Au bout d'une petite heure et demie (comprenant dix grosses minutes d'un générique fin inutile et sans rien de compréhensible après qui vaille la peine de les subir, à l'exception de l'excellente musique pleine de chpoum et de aaah), je me suis demandé si Cloverfield était vraiment un film de monstre qui détruit une ville... Parce que, à l'image des Dents de la mer, on ne voit rien du monstre ou si peu pendant l'essentiel du film, et il vaut mieux parce qu'il est un peu décevant finalement (après un long moment passé à se demander si on le verra, finalement, ce monstre, ou si non, vraiment, c'est trop demandé). En poussant l'hommage aux Dents de la mer jusqu'au bout, le réalisateur Matt Reeves a choisi de tout filmer caméra à l'épaule, ce qui n'est pas sans filer un peu la gerbe par moments, et notamment au début, parce qu'il faut le temps de s'habituer. Mais le procédé, pas inédit, est parfaitement exploité ici: tout Cloverfield n'est rien d'autre qu'une et une seule vidéo-témoignage de l'attaque.

Parmi les points positifs, une longue scène d'intro (une demi-heure environ), idéale justement pour s'habituer en douceur aux mouvements de caméra et presque oublier qu'on vient voir un film de monstre (si c'en est bien un).
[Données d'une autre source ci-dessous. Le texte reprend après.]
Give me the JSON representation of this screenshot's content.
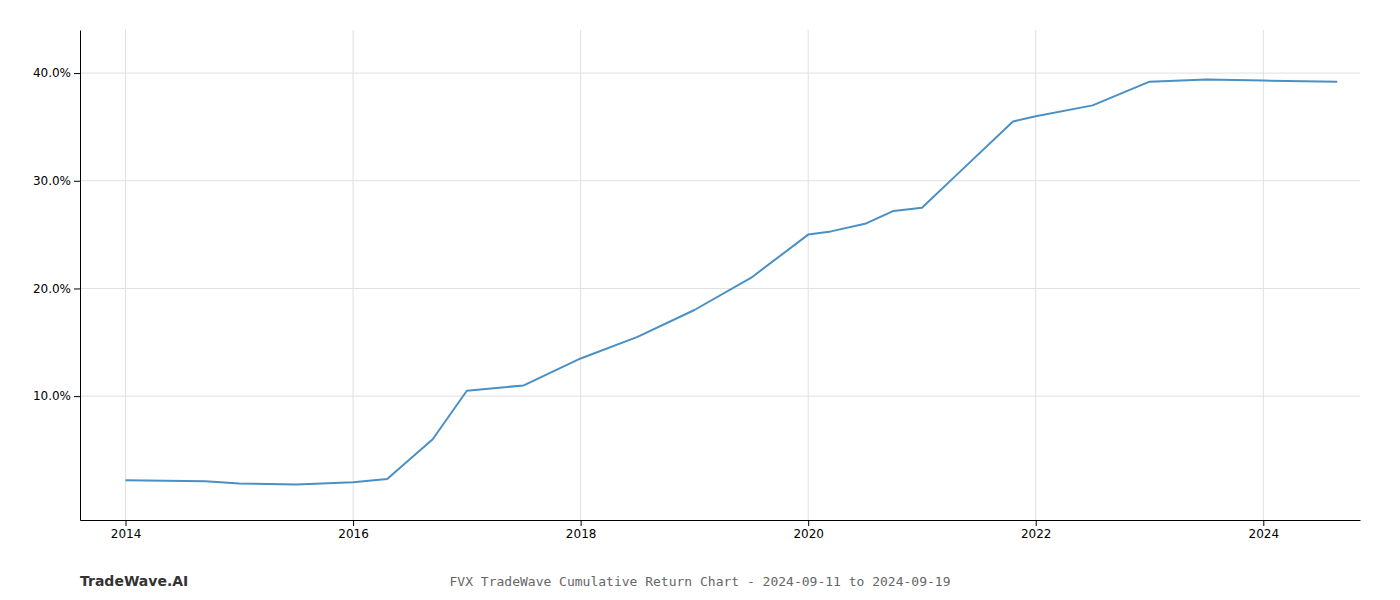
{
  "chart_data": {
    "type": "line",
    "title": "FVX TradeWave Cumulative Return Chart - 2024-09-11 to 2024-09-19",
    "annotations": [
      "TradeWave.AI"
    ],
    "x": [
      2014.0,
      2014.7,
      2015.0,
      2015.5,
      2016.0,
      2016.3,
      2016.7,
      2017.0,
      2017.5,
      2018.0,
      2018.5,
      2019.0,
      2019.5,
      2020.0,
      2020.2,
      2020.5,
      2020.75,
      2021.0,
      2021.3,
      2021.8,
      2022.0,
      2022.5,
      2023.0,
      2023.5,
      2024.0,
      2024.65
    ],
    "values": [
      2.2,
      2.1,
      1.9,
      1.8,
      2.0,
      2.3,
      6.0,
      10.5,
      11.0,
      13.5,
      15.5,
      18.0,
      21.0,
      25.0,
      25.3,
      26.0,
      27.2,
      27.5,
      30.5,
      35.5,
      36.0,
      37.0,
      39.2,
      39.4,
      39.3,
      39.2
    ],
    "color": "#4a90c4",
    "xlim": [
      2013.6,
      2024.85
    ],
    "ylim": [
      -1.5,
      44
    ],
    "xticks": [
      2014,
      2016,
      2018,
      2020,
      2022,
      2024
    ],
    "yticks": [
      {
        "value": 10,
        "label": "10.0%"
      },
      {
        "value": 20,
        "label": "20.0%"
      },
      {
        "value": 30,
        "label": "30.0%"
      },
      {
        "value": 40,
        "label": "40.0%"
      }
    ],
    "grid": true
  }
}
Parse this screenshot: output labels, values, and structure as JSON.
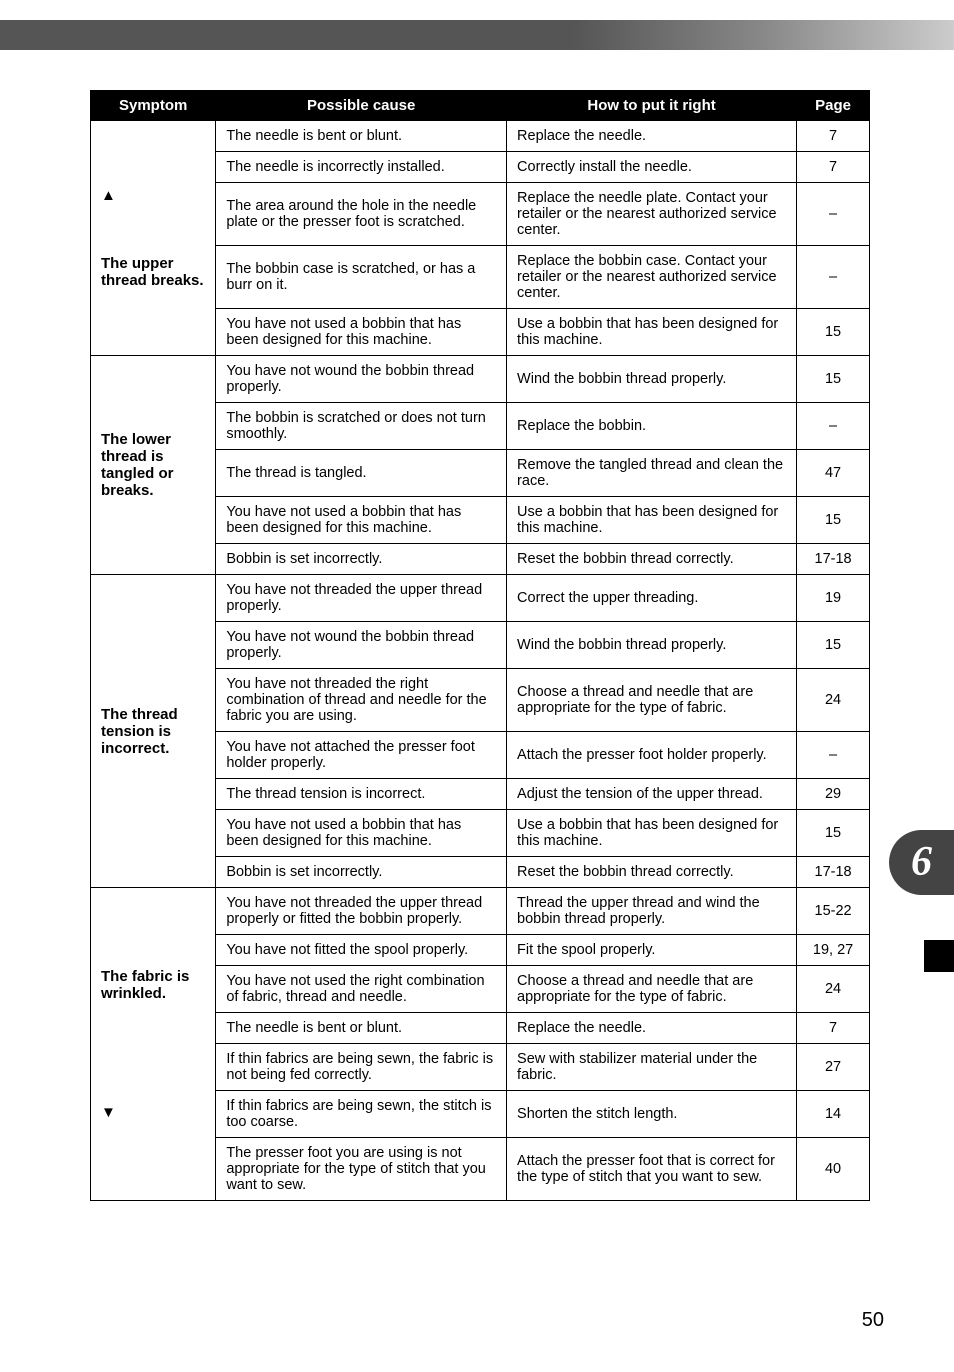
{
  "page_number": "50",
  "section_number": "6",
  "table": {
    "headers": [
      "Symptom",
      "Possible cause",
      "How to put it right",
      "Page"
    ],
    "groups": [
      {
        "symptom_html": "▲<br><br><br><br>The upper thread breaks.",
        "rows": [
          {
            "cause": "The needle is bent or blunt.",
            "fix": "Replace the needle.",
            "page": "7"
          },
          {
            "cause": "The needle is incorrectly installed.",
            "fix": "Correctly install the needle.",
            "page": "7"
          },
          {
            "cause": "The area around the hole in the needle plate or the presser foot is scratched.",
            "fix": "Replace the needle plate. Contact your retailer or the nearest authorized service center.",
            "page": "–"
          },
          {
            "cause": "The bobbin case is scratched, or has a burr on it.",
            "fix": "Replace the bobbin case. Contact your retailer or the nearest authorized service center.",
            "page": "–"
          },
          {
            "cause": "You have not used a bobbin that has been designed for this machine.",
            "fix": "Use a bobbin that has been designed for this machine.",
            "page": "15"
          }
        ]
      },
      {
        "symptom_html": "The lower thread is tangled or breaks.",
        "rows": [
          {
            "cause": "You have not wound the bobbin thread properly.",
            "fix": "Wind the bobbin thread properly.",
            "page": "15"
          },
          {
            "cause": "The bobbin is scratched or does not turn smoothly.",
            "fix": "Replace the bobbin.",
            "page": "–"
          },
          {
            "cause": "The thread is tangled.",
            "fix": "Remove the tangled thread and clean the race.",
            "page": "47"
          },
          {
            "cause": "You have not used a bobbin that has been designed for this machine.",
            "fix": "Use a bobbin that has been designed for this machine.",
            "page": "15"
          },
          {
            "cause": "Bobbin is set incorrectly.",
            "fix": "Reset the bobbin thread correctly.",
            "page": "17-18"
          }
        ]
      },
      {
        "symptom_html": "The thread tension is incorrect.",
        "rows": [
          {
            "cause": "You have not threaded the upper thread properly.",
            "fix": "Correct the upper threading.",
            "page": "19"
          },
          {
            "cause": "You have not wound the bobbin thread properly.",
            "fix": "Wind the bobbin thread properly.",
            "page": "15"
          },
          {
            "cause": "You have not threaded the right combination of thread and needle for the fabric you are using.",
            "fix": "Choose a thread and needle that are appropriate for the type of fabric.",
            "page": "24"
          },
          {
            "cause": "You have not attached the presser foot holder properly.",
            "fix": "Attach the presser foot holder properly.",
            "page": "–"
          },
          {
            "cause": "The thread tension is incorrect.",
            "fix": "Adjust the tension of the upper thread.",
            "page": "29"
          },
          {
            "cause": "You have not used a bobbin that has been designed for this machine.",
            "fix": "Use a bobbin that has been designed for this machine.",
            "page": "15"
          },
          {
            "cause": "Bobbin is set incorrectly.",
            "fix": "Reset the bobbin thread correctly.",
            "page": "17-18"
          }
        ]
      },
      {
        "symptom_html": "The fabric is wrinkled.<br><br><br><br><br><br><br>▼",
        "rows": [
          {
            "cause": "You have not threaded the upper thread properly or fitted the bobbin properly.",
            "fix": "Thread the upper thread and wind the bobbin thread properly.",
            "page": "15-22"
          },
          {
            "cause": "You have not fitted the spool properly.",
            "fix": "Fit the spool properly.",
            "page": "19, 27"
          },
          {
            "cause": "You have not used the right combination of fabric, thread and needle.",
            "fix": "Choose a thread and needle that are appropriate for the type of fabric.",
            "page": "24"
          },
          {
            "cause": "The needle is bent or blunt.",
            "fix": "Replace the needle.",
            "page": "7"
          },
          {
            "cause": "If thin fabrics are being sewn, the fabric is not being fed correctly.",
            "fix": "Sew with stabilizer material under the fabric.",
            "page": "27"
          },
          {
            "cause": "If thin fabrics are being sewn, the stitch is too coarse.",
            "fix": "Shorten the stitch length.",
            "page": "14"
          },
          {
            "cause": "The presser foot you are using is not appropriate for the type of stitch that you want to sew.",
            "fix": "Attach the presser foot that is correct for the type of stitch that you want to sew.",
            "page": "40"
          }
        ]
      }
    ]
  }
}
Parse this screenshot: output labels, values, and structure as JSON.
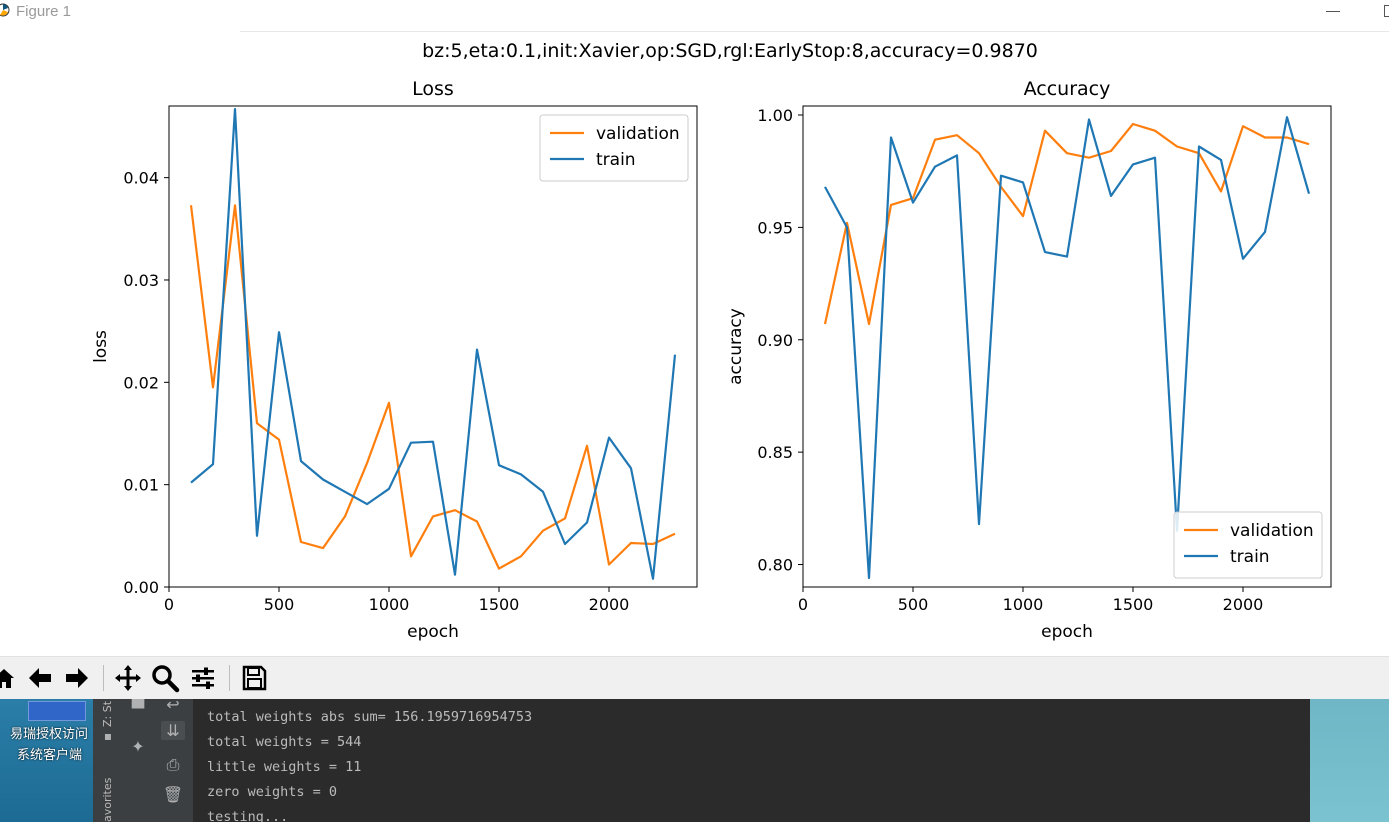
{
  "window": {
    "title": "Figure 1"
  },
  "figure": {
    "suptitle": "bz:5,eta:0.1,init:Xavier,op:SGD,rgl:EarlyStop:8,accuracy=0.9870"
  },
  "chart_data": [
    {
      "type": "line",
      "title": "Loss",
      "xlabel": "epoch",
      "ylabel": "loss",
      "xlim": [
        0,
        2400
      ],
      "ylim": [
        0,
        0.047
      ],
      "xticks": [
        0,
        500,
        1000,
        1500,
        2000
      ],
      "yticks": [
        0.0,
        0.01,
        0.02,
        0.03,
        0.04
      ],
      "ytick_labels": [
        "0.00",
        "0.01",
        "0.02",
        "0.03",
        "0.04"
      ],
      "legend_position": "upper right",
      "x": [
        100,
        200,
        300,
        400,
        500,
        600,
        700,
        800,
        900,
        1000,
        1100,
        1200,
        1300,
        1400,
        1500,
        1600,
        1700,
        1800,
        1900,
        2000,
        2100,
        2200,
        2300
      ],
      "series": [
        {
          "name": "validation",
          "color": "#ff7f0e",
          "values": [
            0.0373,
            0.0195,
            0.0373,
            0.016,
            0.0144,
            0.0044,
            0.0038,
            0.0069,
            0.0121,
            0.018,
            0.003,
            0.0069,
            0.0075,
            0.0064,
            0.0018,
            0.003,
            0.0055,
            0.0067,
            0.0138,
            0.0022,
            0.0043,
            0.0042,
            0.0052
          ]
        },
        {
          "name": "train",
          "color": "#1f77b4",
          "values": [
            0.0102,
            0.012,
            0.0467,
            0.005,
            0.0249,
            0.0123,
            0.0105,
            0.0093,
            0.0081,
            0.0096,
            0.0141,
            0.0142,
            0.0012,
            0.0232,
            0.0119,
            0.011,
            0.0093,
            0.0042,
            0.0063,
            0.0146,
            0.0116,
            0.0008,
            0.0227
          ]
        }
      ]
    },
    {
      "type": "line",
      "title": "Accuracy",
      "xlabel": "epoch",
      "ylabel": "accuracy",
      "xlim": [
        0,
        2400
      ],
      "ylim": [
        0.79,
        1.004
      ],
      "xticks": [
        0,
        500,
        1000,
        1500,
        2000
      ],
      "yticks": [
        0.8,
        0.85,
        0.9,
        0.95,
        1.0
      ],
      "ytick_labels": [
        "0.80",
        "0.85",
        "0.90",
        "0.95",
        "1.00"
      ],
      "legend_position": "lower right",
      "x": [
        100,
        200,
        300,
        400,
        500,
        600,
        700,
        800,
        900,
        1000,
        1100,
        1200,
        1300,
        1400,
        1500,
        1600,
        1700,
        1800,
        1900,
        2000,
        2100,
        2200,
        2300
      ],
      "series": [
        {
          "name": "validation",
          "color": "#ff7f0e",
          "values": [
            0.907,
            0.952,
            0.907,
            0.96,
            0.963,
            0.989,
            0.991,
            0.983,
            0.968,
            0.955,
            0.993,
            0.983,
            0.981,
            0.984,
            0.996,
            0.993,
            0.986,
            0.983,
            0.966,
            0.995,
            0.99,
            0.99,
            0.987
          ]
        },
        {
          "name": "train",
          "color": "#1f77b4",
          "values": [
            0.968,
            0.95,
            0.794,
            0.99,
            0.961,
            0.977,
            0.982,
            0.818,
            0.973,
            0.97,
            0.939,
            0.937,
            0.998,
            0.964,
            0.978,
            0.981,
            0.815,
            0.986,
            0.98,
            0.936,
            0.948,
            0.999,
            0.965
          ]
        }
      ]
    }
  ],
  "toolbar": {
    "buttons": [
      "home-icon",
      "back-icon",
      "forward-icon",
      "pan-icon",
      "zoom-icon",
      "configure-subplots-icon",
      "save-icon"
    ]
  },
  "desktop": {
    "left_icon_label_1": "易瑞授权访问",
    "left_icon_label_2": "系统客户端"
  },
  "ide": {
    "side_label_top": "Z: St",
    "side_label_bottom": "avorites"
  },
  "console": {
    "lines": [
      "total weights abs sum= 156.1959716954753",
      "total weights = 544",
      "little weights = 11",
      "zero weights = 0",
      "testing..."
    ]
  }
}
Le but de Cloverfield est visiblement de créer un attachement aux personnages, quatre pendant l'essentiel du film dont un qu'on ne voit presque pas puisqu'il tient la caméra, qui décident de se jeter dans la gueule de la Bêêête juste parce que le héros (Michael Stahl-David, visuellement très sympathique, quoiqu'en dise son ingrate de fiancée dans l'ouverture du film) ne peut pas laisser mourir la fille qu'il aime dans son appart et que les amis du héros ne peuvent pas le laisser se jeter seul dans la gueule de la Bêêête. Eh oui, Cloverfield est une bien belle histoire d'amour impossible, de couple qui se déchire, de pure dévotion, mais aussi d'amour fort, d'amour toujours, celui qui permet de courir un sprint dans la rue juste après avoir été bêtement empalée.

Car, pour tenir le rythme, Cloverfield triche un peu avec la réalité (hormis le coup du monstre qui détruit la ville, évidemment). Certaines coupes de la caméra (qui permettent de découvrir le contenu original de la cassette -car il s'agit d'un caméscope à casssettes, top moderne!- et de s'immiscer dans le couple maudit au centre de l'intrigue) ne sont ainsi absolument pas justifiées, même si on peut comprendre que regarder trois pelés grimper 54 étages nuise à l'intérêt du spectateur (intérêt qui sera de toute façon relancé de manière tout à fait artificielle un peu plus tard). Et surtout, Cloverfield prouve le génie du producteur JJ Abrams.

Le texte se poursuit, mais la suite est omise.